Quello che ne è seguito, è stato un panorama sempre più ibrido e variegato, che, miscelandole, ha (con)fuso in un amalgama ulteriormente variabile la pornografia successiva.

Un esempio, tra gli altri generi e sub-generi via via emersi, potrebbe essere il “Gonzo”: un genere connotato da bassissimi investimenti tecnici e/o di location: vengono infatti prodotti video amatoriali con una struttura narrativa praticamente assente o, comunque, ridotta all’osso e realizzati nei posti comuni più disparati (per strada, in un portone, etc.).

Analogamente, attraverso la produzione e la condivisione nel web di porno casalinghi e sempre con l’ossessione di mostrarsi e/o mostrare “la” realtà senz’altra aggiunta, si è affermato anche il “Realcore”. Realcore che, con la pornografia condivide anche un’altra comunanza, ovvero la ridondanza (delle situazioni e delle immagini prodotte).

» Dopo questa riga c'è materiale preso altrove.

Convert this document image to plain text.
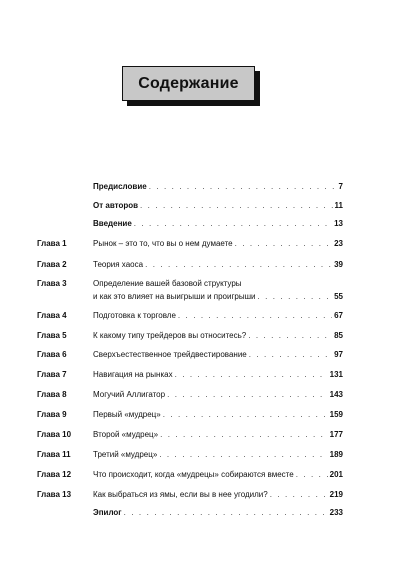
Содержание
Предисловие . . .	7
От авторов . . .	11
Введение . . .	13
Глава 1	Рынок – это то, что вы о нем думаете . . .	23
Глава 2	Теория хаоса . . .	39
Глава 3	Определение вашей базовой структуры
и как это влияет на выигрыши и проигрыши . . .	55
Глава 4	Подготовка к торговле . . .	67
Глава 5	К какому типу трейдеров вы относитесь? . . .	85
Глава 6	Сверхъестественное трейдвестирование . . .	97
Глава 7	Навигация на рынках . . .	131
Глава 8	Могучий Аллигатор . . .	143
Глава 9	Первый «мудрец» . . .	159
Глава 10	Второй «мудрец» . . .	177
Глава 11	Третий «мудрец» . . .	189
Глава 12	Что происходит, когда «мудрецы» собираются вместе . . .	201
Глава 13	Как выбраться из ямы, если вы в нее угодили? . . .	219
Эпилог . . .	233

Marco Menicocci ne ha riassunto l’essenza nel modo seguente:

“II Realcore ha per scopo unicamente il piacere e si basa sull’assoluta gratuita degli scambi. Certo e difficile immaginare profonde letture, da parte dei soggetti, degli scritti di Marcuse, tuttavia occorre ammettere che il Realcore rammenta molte delle tesi de L’uomo a una dimensione. Piacere e gratuità, infatti, sono fuori da ogni logica consumista e industriale. E una produzione che viene dal basso, seguendo stimoli individuali e non indotti. Il Realcore, l’esibizionismo casalingo, costituiscono un’alternativa creativa al consumismo passivo del porno industriale. Ciascuno libera le proprie fantasie più profonde e mediante questa libera espressione entra in contatto con altri. La condivisione di questi prodotti, e delle fantasie che li permeano, permette di comunicare, di stabilire rapporti spontanei e non mercificati: rapporti disinteressati che hanno una forte incidenza sulla realtà delle persone. […] Il Realcore si e rivelato capace di mettere in crisi i modelli consumisti dell’erotismo proposti ossessivamente dall’industria del porno e, indirettamente, anche di mettere in discussione e indebolire le strategie costrittive dello sfruttamento industriale e consumistico del tempo libero.”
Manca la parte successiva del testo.